Блестели огромные голые плечи Кеши, лаково-черные, разделенные тонкой прогалиной пробора волосы Ксени. Лишь бледное лицо приезжего маячило серым пятном. Он так же, как и Максим, предпочитал наблюдать из тени.
Остатки еды в мисках, куски мяса, пропитанные темно-красным томатным соусом, вызывали отвращение сытости. Такое же отвращение чувствовал, глядя на полные, масляные, шевелящиеся губы Люды. Мелькали словечки: «Полный завал, бревно, домжур душевно и почему-то Свят».
Что такое «бревно», Максим знал — магазин «Березка», про «Свята» догадался, лишь когда сказала про поклонника своего незадачливого: «Встречаю его в консерватории на концерте Свята, бросился как щенок, а я…» Святом, оказывается, называла знаменитого пианиста. «Да ведь она пошлячка, — подумал вдруг с удивлением, — и некрасивая сейчас совсем». Он испытывал стыд, будто был хозяином попугая, начавшего при посторонних выкрикивать неприличные слова, и, чтобы замолчала наконец, сказал громко:
— Выпьем за этого бедного человека, чтобы в другой раз ему повезло больше.
Люда осеклась на полуслове, что-то в голосе Максима испугало ее, какое-то предупреждение услышала. Засмеялась коротеньким смешком:
— Ну что ж, я — «за», — потянулась стаканом к Максиму.
Словно не заметив ее руки, Максим чокнулся сначала с Кешей, потом с физиками-близнецами. Они улыбнулись с благодарным облегчением. Хотел с Сашей, но она и не шевельнулась, чтобы взять стакан.
— А ты?
— А я повременю.
Она не пила и дальше. Даже когда Кеша от имени машиниста электровоза попросил порожняка, лишь пригубила немного.
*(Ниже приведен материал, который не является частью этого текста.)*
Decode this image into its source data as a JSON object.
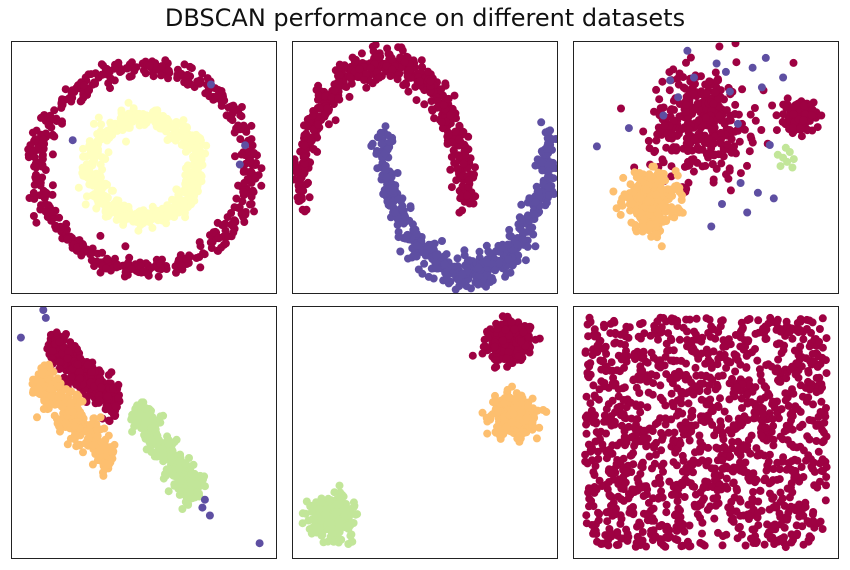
{
  "title": "DBSCAN performance on different datasets",
  "colors": {
    "noise": "#5e4fa2",
    "cluster0": "#9e0142",
    "cluster1": "#ffffbf",
    "cluster2": "#fdbf6f",
    "cluster3": "#c2e699"
  },
  "chart_data": [
    {
      "type": "scatter",
      "dataset": "circles",
      "xlim": [
        -1.25,
        1.25
      ],
      "ylim": [
        -1.25,
        1.25
      ],
      "ticks": "none",
      "grid": false,
      "series": [
        {
          "cluster": 0,
          "color": "#9e0142",
          "shape": "ring",
          "center": [
            0,
            0
          ],
          "radius": 1.0,
          "spread": 0.05,
          "n": 500
        },
        {
          "cluster": 1,
          "color": "#ffffbf",
          "shape": "ring",
          "center": [
            0,
            0
          ],
          "radius": 0.5,
          "spread": 0.05,
          "n": 500
        },
        {
          "cluster": -1,
          "color": "#5e4fa2",
          "shape": "points",
          "points": [
            [
              -0.67,
              0.27
            ],
            [
              0.63,
              0.82
            ],
            [
              0.9,
              0.03
            ],
            [
              0.95,
              0.22
            ]
          ]
        }
      ]
    },
    {
      "type": "scatter",
      "dataset": "moons",
      "xlim": [
        -1.1,
        2.1
      ],
      "ylim": [
        -0.65,
        1.15
      ],
      "ticks": "none",
      "grid": false,
      "series": [
        {
          "cluster": 0,
          "color": "#9e0142",
          "shape": "arc",
          "center": [
            0,
            0
          ],
          "radius": 1.0,
          "from": 0,
          "to": 180,
          "spread": 0.06,
          "n": 500
        },
        {
          "cluster": 1,
          "color": "#5e4fa2",
          "shape": "arc",
          "center": [
            1,
            0.5
          ],
          "radius": 1.0,
          "from": 180,
          "to": 360,
          "spread": 0.06,
          "n": 500
        }
      ]
    },
    {
      "type": "scatter",
      "dataset": "varied blobs",
      "xlim": [
        -12,
        8
      ],
      "ylim": [
        -10,
        8
      ],
      "ticks": "none",
      "grid": false,
      "series": [
        {
          "cluster": 0,
          "color": "#9e0142",
          "shape": "blob",
          "center": [
            -2.3,
            2.3
          ],
          "sd": 1.9,
          "n": 350
        },
        {
          "cluster": 0,
          "color": "#9e0142",
          "shape": "blob",
          "center": [
            5,
            2.6
          ],
          "sd": 0.55,
          "n": 150
        },
        {
          "cluster": 2,
          "color": "#fdbf6f",
          "shape": "blob",
          "center": [
            -6.2,
            -3.5
          ],
          "sd": 1.0,
          "n": 320
        },
        {
          "cluster": 3,
          "color": "#c2e699",
          "shape": "points",
          "points": [
            [
              3.8,
              -0.3
            ],
            [
              4.3,
              0.1
            ],
            [
              4.1,
              -0.6
            ],
            [
              3.6,
              -0.9
            ],
            [
              4.6,
              -0.4
            ],
            [
              4.0,
              0.4
            ],
            [
              3.4,
              -0.1
            ],
            [
              4.5,
              -1.0
            ]
          ]
        },
        {
          "cluster": -1,
          "color": "#5e4fa2",
          "shape": "points",
          "points": [
            [
              -3.4,
              7.3
            ],
            [
              -4.7,
              5.2
            ],
            [
              -1.2,
              6.4
            ],
            [
              1.5,
              6.1
            ],
            [
              -0.5,
              5.8
            ],
            [
              2.2,
              4.7
            ],
            [
              3.8,
              5.4
            ],
            [
              -7.8,
              1.8
            ],
            [
              -10.2,
              0.5
            ],
            [
              -4.1,
              4.0
            ],
            [
              2.8,
              0.6
            ],
            [
              1.9,
              -2.8
            ],
            [
              1.1,
              -4.2
            ],
            [
              0.6,
              -2.1
            ],
            [
              -0.8,
              -3.6
            ],
            [
              3.1,
              -3.2
            ],
            [
              -1.6,
              -5.2
            ],
            [
              -5.2,
              2.7
            ],
            [
              2.5,
              6.8
            ],
            [
              -0.2,
              4.4
            ],
            [
              -2.9,
              5.4
            ],
            [
              0.4,
              2.1
            ]
          ]
        }
      ]
    },
    {
      "type": "scatter",
      "dataset": "anisotropic blobs",
      "xlim": [
        -6.5,
        4.2
      ],
      "ylim": [
        -4.1,
        2.3
      ],
      "ticks": "none",
      "grid": false,
      "series": [
        {
          "cluster": 0,
          "color": "#9e0142",
          "shape": "line",
          "from": [
            -5.0,
            1.4
          ],
          "to": [
            -2.2,
            -0.3
          ],
          "width": 0.22,
          "n": 300
        },
        {
          "cluster": 2,
          "color": "#fdbf6f",
          "shape": "line",
          "from": [
            -5.5,
            0.6
          ],
          "to": [
            -2.5,
            -1.7
          ],
          "width": 0.25,
          "n": 300
        },
        {
          "cluster": 3,
          "color": "#c2e699",
          "shape": "line",
          "from": [
            -1.5,
            -0.3
          ],
          "to": [
            1.1,
            -2.5
          ],
          "width": 0.22,
          "n": 300
        },
        {
          "cluster": -1,
          "color": "#5e4fa2",
          "shape": "points",
          "points": [
            [
              -5.2,
              2.2
            ],
            [
              -5.1,
              2.0
            ],
            [
              -6.1,
              1.5
            ],
            [
              1.2,
              -2.8
            ],
            [
              1.3,
              -2.6
            ],
            [
              1.5,
              -3.0
            ],
            [
              3.5,
              -3.7
            ]
          ]
        }
      ]
    },
    {
      "type": "scatter",
      "dataset": "blobs",
      "xlim": [
        -10.5,
        8
      ],
      "ylim": [
        -11,
        8
      ],
      "ticks": "none",
      "grid": false,
      "series": [
        {
          "cluster": 0,
          "color": "#9e0142",
          "shape": "blob",
          "center": [
            4.6,
            5.3
          ],
          "sd": 0.7,
          "n": 380
        },
        {
          "cluster": 2,
          "color": "#fdbf6f",
          "shape": "blob",
          "center": [
            4.9,
            -0.2
          ],
          "sd": 0.7,
          "n": 380
        },
        {
          "cluster": 3,
          "color": "#c2e699",
          "shape": "blob",
          "center": [
            -7.7,
            -7.8
          ],
          "sd": 0.7,
          "n": 380
        }
      ]
    },
    {
      "type": "scatter",
      "dataset": "uniform",
      "xlim": [
        -0.05,
        1.05
      ],
      "ylim": [
        -0.05,
        1.05
      ],
      "ticks": "none",
      "grid": false,
      "series": [
        {
          "cluster": 0,
          "color": "#9e0142",
          "shape": "uniform",
          "range": [
            [
              0,
              1
            ],
            [
              0,
              1
            ]
          ],
          "n": 1300
        }
      ]
    }
  ]
}
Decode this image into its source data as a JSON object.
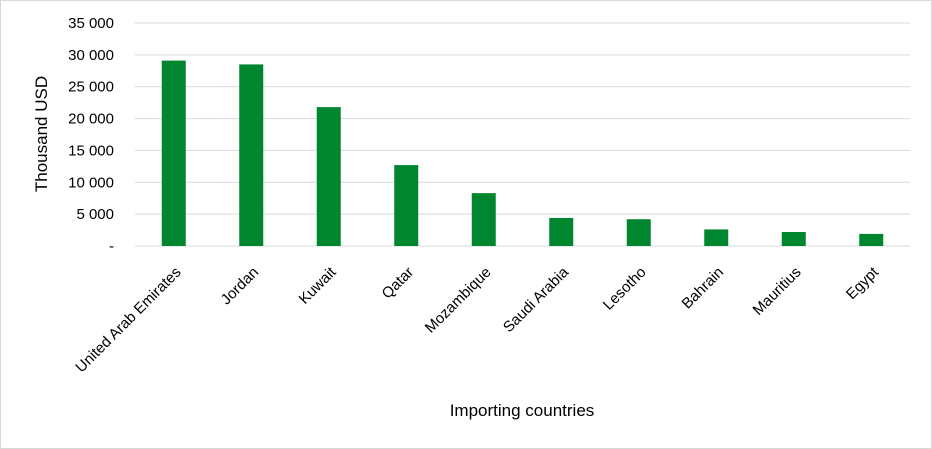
{
  "chart_data": {
    "type": "bar",
    "title": "",
    "xlabel": "Importing countries",
    "ylabel": "Thousand USD",
    "categories": [
      "United Arab Emirates",
      "Jordan",
      "Kuwait",
      "Qatar",
      "Mozambique",
      "Saudi Arabia",
      "Lesotho",
      "Bahrain",
      "Mauritius",
      "Egypt"
    ],
    "values": [
      29100,
      28500,
      21800,
      12700,
      8300,
      4400,
      4200,
      2600,
      2200,
      1900
    ],
    "ylim": [
      0,
      35000
    ],
    "yticks": [
      0,
      5000,
      10000,
      15000,
      20000,
      25000,
      30000,
      35000
    ],
    "ytick_labels": [
      "-",
      "5 000",
      "10 000",
      "15 000",
      "20 000",
      "25 000",
      "30 000",
      "35 000"
    ],
    "grid": true,
    "bar_color": "#00862f",
    "grid_color": "#d9d9d9"
  }
}
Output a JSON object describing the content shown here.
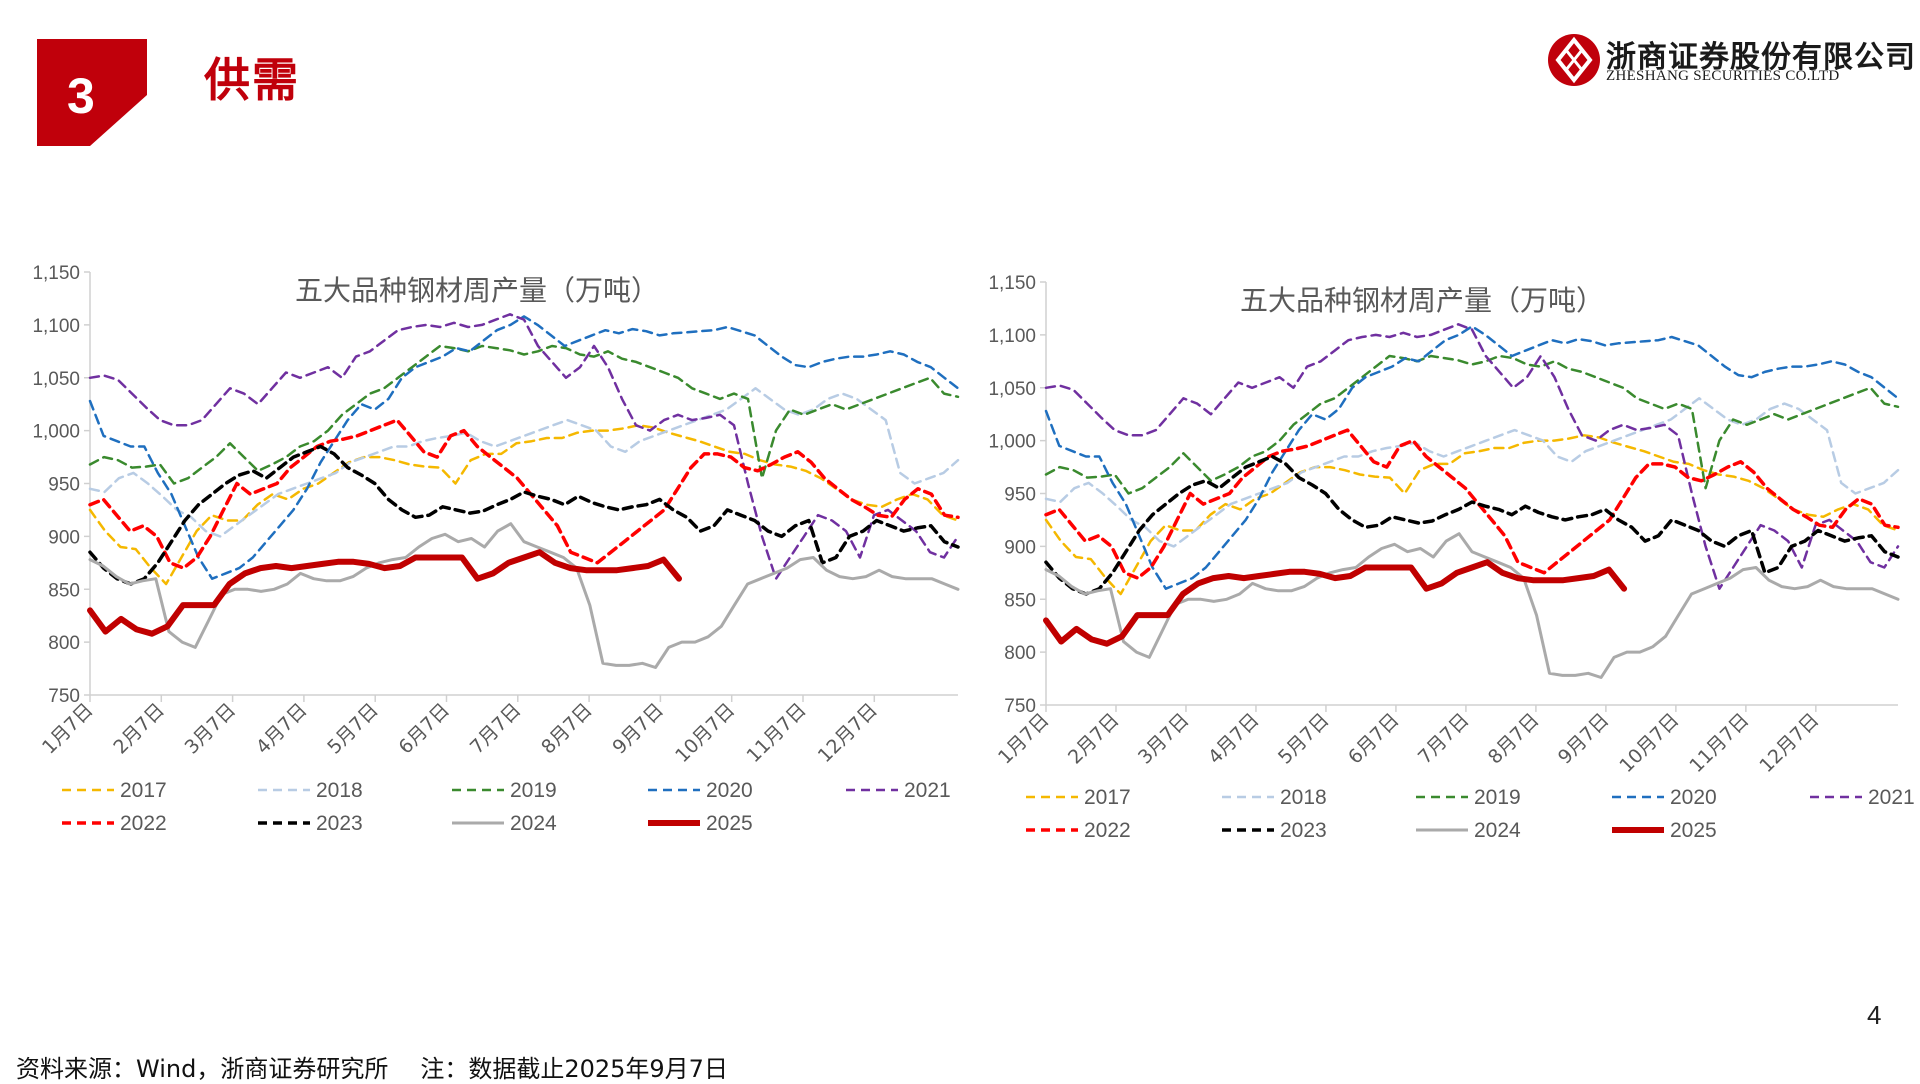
{
  "header": {
    "section_number": "3",
    "section_title": "供需",
    "brand_color": "#c0000b"
  },
  "logo": {
    "name_cn": "浙商证券股份有限公司",
    "name_en": "ZHESHANG SECURITIES CO.LTD"
  },
  "footer": {
    "source": "资料来源：Wind，浙商证券研究所",
    "note": "注：数据截止2025年9月7日",
    "page_number": "4"
  },
  "chart_data": [
    {
      "type": "line",
      "title": "五大品种钢材周产量（万吨）",
      "ylim": [
        750,
        1150
      ],
      "yticks": [
        750,
        800,
        850,
        900,
        950,
        1000,
        1050,
        1100,
        1150
      ],
      "ytick_labels": [
        "750",
        "800",
        "850",
        "900",
        "950",
        "1,000",
        "1,050",
        "1,100",
        "1,150"
      ],
      "categories": [
        "1月7日",
        "2月7日",
        "3月7日",
        "4月7日",
        "5月7日",
        "6月7日",
        "7月7日",
        "8月7日",
        "9月7日",
        "10月7日",
        "11月7日",
        "12月7日"
      ],
      "series_ref": "shared_series"
    },
    {
      "type": "line",
      "title": "五大品种钢材周产量（万吨）",
      "ylim": [
        750,
        1150
      ],
      "yticks": [
        750,
        800,
        850,
        900,
        950,
        1000,
        1050,
        1100,
        1150
      ],
      "ytick_labels": [
        "750",
        "800",
        "850",
        "900",
        "950",
        "1,000",
        "1,050",
        "1,100",
        "1,150"
      ],
      "categories": [
        "1月7日",
        "2月7日",
        "3月7日",
        "4月7日",
        "5月7日",
        "6月7日",
        "7月7日",
        "8月7日",
        "9月7日",
        "10月7日",
        "11月7日",
        "12月7日"
      ],
      "series_ref": "shared_series"
    }
  ],
  "shared_series": [
    {
      "name": "2017",
      "color": "#f5b800",
      "dash": "dash",
      "width": 2.5,
      "values": [
        925,
        905,
        890,
        888,
        870,
        855,
        880,
        905,
        920,
        915,
        915,
        930,
        940,
        935,
        945,
        950,
        960,
        970,
        975,
        975,
        972,
        968,
        966,
        965,
        950,
        972,
        978,
        978,
        988,
        990,
        993,
        993,
        998,
        1000,
        1000,
        1002,
        1005,
        1003,
        998,
        994,
        990,
        985,
        980,
        978,
        972,
        968,
        966,
        962,
        955,
        945,
        935,
        930,
        928,
        935,
        940,
        935,
        920,
        915
      ]
    },
    {
      "name": "2018",
      "color": "#b8cce4",
      "dash": "dash",
      "width": 2.5,
      "values": [
        945,
        942,
        955,
        960,
        950,
        938,
        925,
        918,
        905,
        900,
        910,
        920,
        930,
        940,
        945,
        950,
        955,
        960,
        970,
        975,
        980,
        985,
        985,
        990,
        993,
        995,
        998,
        990,
        985,
        990,
        995,
        1000,
        1005,
        1010,
        1005,
        1000,
        985,
        980,
        990,
        995,
        1000,
        1005,
        1010,
        1015,
        1020,
        1030,
        1040,
        1030,
        1020,
        1015,
        1020,
        1030,
        1035,
        1030,
        1020,
        1010,
        960,
        950,
        955,
        960,
        972
      ]
    },
    {
      "name": "2019",
      "color": "#3a8a2e",
      "dash": "dash",
      "width": 2.5,
      "values": [
        968,
        975,
        972,
        965,
        966,
        968,
        950,
        955,
        965,
        975,
        988,
        975,
        962,
        968,
        975,
        985,
        990,
        1000,
        1015,
        1025,
        1035,
        1040,
        1050,
        1060,
        1070,
        1080,
        1078,
        1075,
        1080,
        1078,
        1076,
        1072,
        1075,
        1080,
        1078,
        1072,
        1070,
        1075,
        1068,
        1065,
        1060,
        1055,
        1050,
        1040,
        1035,
        1030,
        1035,
        1030,
        955,
        1000,
        1020,
        1015,
        1020,
        1025,
        1020,
        1025,
        1030,
        1035,
        1040,
        1045,
        1050,
        1035,
        1032
      ]
    },
    {
      "name": "2020",
      "color": "#1f6fbf",
      "dash": "dash",
      "width": 2.5,
      "values": [
        1028,
        995,
        990,
        985,
        985,
        960,
        940,
        910,
        880,
        860,
        865,
        870,
        880,
        895,
        910,
        925,
        945,
        970,
        990,
        1010,
        1025,
        1020,
        1030,
        1050,
        1060,
        1065,
        1070,
        1078,
        1075,
        1085,
        1095,
        1100,
        1108,
        1100,
        1090,
        1080,
        1085,
        1090,
        1095,
        1092,
        1096,
        1094,
        1090,
        1092,
        1093,
        1094,
        1095,
        1098,
        1094,
        1090,
        1080,
        1070,
        1062,
        1060,
        1065,
        1068,
        1070,
        1070,
        1072,
        1075,
        1072,
        1065,
        1060,
        1050,
        1040
      ]
    },
    {
      "name": "2021",
      "color": "#7030a0",
      "dash": "dash",
      "width": 2.5,
      "values": [
        1050,
        1052,
        1048,
        1035,
        1022,
        1010,
        1005,
        1005,
        1010,
        1025,
        1040,
        1035,
        1025,
        1040,
        1055,
        1050,
        1055,
        1060,
        1050,
        1070,
        1075,
        1085,
        1095,
        1098,
        1100,
        1098,
        1102,
        1098,
        1100,
        1105,
        1110,
        1105,
        1080,
        1065,
        1050,
        1060,
        1080,
        1060,
        1030,
        1005,
        1000,
        1010,
        1015,
        1010,
        1012,
        1015,
        1005,
        950,
        900,
        860,
        880,
        900,
        920,
        915,
        905,
        880,
        920,
        925,
        915,
        905,
        885,
        880,
        900
      ]
    },
    {
      "name": "2022",
      "color": "#ff0000",
      "dash": "dash",
      "width": 3.5,
      "values": [
        930,
        935,
        920,
        905,
        910,
        900,
        875,
        870,
        880,
        900,
        925,
        950,
        940,
        945,
        950,
        965,
        975,
        985,
        990,
        992,
        995,
        1000,
        1005,
        1010,
        995,
        980,
        975,
        995,
        1000,
        985,
        975,
        965,
        955,
        940,
        925,
        910,
        885,
        880,
        875,
        885,
        895,
        905,
        915,
        925,
        945,
        965,
        978,
        978,
        975,
        965,
        962,
        968,
        975,
        980,
        970,
        955,
        945,
        935,
        928,
        920,
        918,
        935,
        945,
        940,
        920,
        918
      ]
    },
    {
      "name": "2023",
      "color": "#000000",
      "dash": "dash",
      "width": 3.5,
      "values": [
        885,
        870,
        860,
        855,
        860,
        875,
        895,
        915,
        930,
        940,
        950,
        958,
        962,
        955,
        965,
        975,
        980,
        985,
        978,
        965,
        958,
        950,
        935,
        925,
        918,
        920,
        928,
        925,
        922,
        924,
        930,
        935,
        942,
        938,
        935,
        930,
        938,
        932,
        928,
        925,
        928,
        930,
        935,
        925,
        918,
        905,
        910,
        925,
        920,
        915,
        905,
        900,
        910,
        915,
        875,
        880,
        900,
        905,
        915,
        910,
        905,
        908,
        910,
        895,
        890
      ]
    },
    {
      "name": "2024",
      "color": "#aaaaaa",
      "dash": "solid",
      "width": 3,
      "values": [
        878,
        872,
        862,
        855,
        858,
        860,
        810,
        800,
        795,
        820,
        845,
        850,
        850,
        848,
        850,
        855,
        865,
        860,
        858,
        858,
        862,
        870,
        875,
        878,
        880,
        890,
        898,
        902,
        895,
        898,
        890,
        905,
        912,
        895,
        890,
        885,
        880,
        870,
        835,
        780,
        778,
        778,
        780,
        776,
        795,
        800,
        800,
        805,
        815,
        835,
        855,
        860,
        865,
        870,
        878,
        880,
        868,
        862,
        860,
        862,
        868,
        862,
        860,
        860,
        860,
        855,
        850
      ]
    },
    {
      "name": "2025",
      "color": "#c00000",
      "dash": "solid",
      "width": 6,
      "values": [
        830,
        810,
        822,
        812,
        808,
        815,
        835,
        835,
        835,
        855,
        865,
        870,
        872,
        870,
        872,
        874,
        876,
        876,
        874,
        870,
        872,
        880,
        880,
        880,
        880,
        860,
        865,
        875,
        880,
        885,
        875,
        870,
        868,
        868,
        868,
        870,
        872,
        878,
        860
      ]
    }
  ]
}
В говоре наладившегося наконец застолья Максим чувствовал в ее непривычной незаметности что-то опасное, какую-то затаенную, готовую неожиданностью обернуться силу. И он все поглядывал на нее, но Саша не замечала коротких этих и осторожных взглядов. После того, что произошло с ними накануне, после ночи и дня, проведенных неразлучно вместе, он отчего-то чувствовал себя рядом с ней неуверенно и даже робость испытывал. Свершившееся так просто, обещавшее простоту эту и далее, вдруг обернулось непонятным, унизительным и будто требовало от него каких-то новых доказательств права на продолжение свое.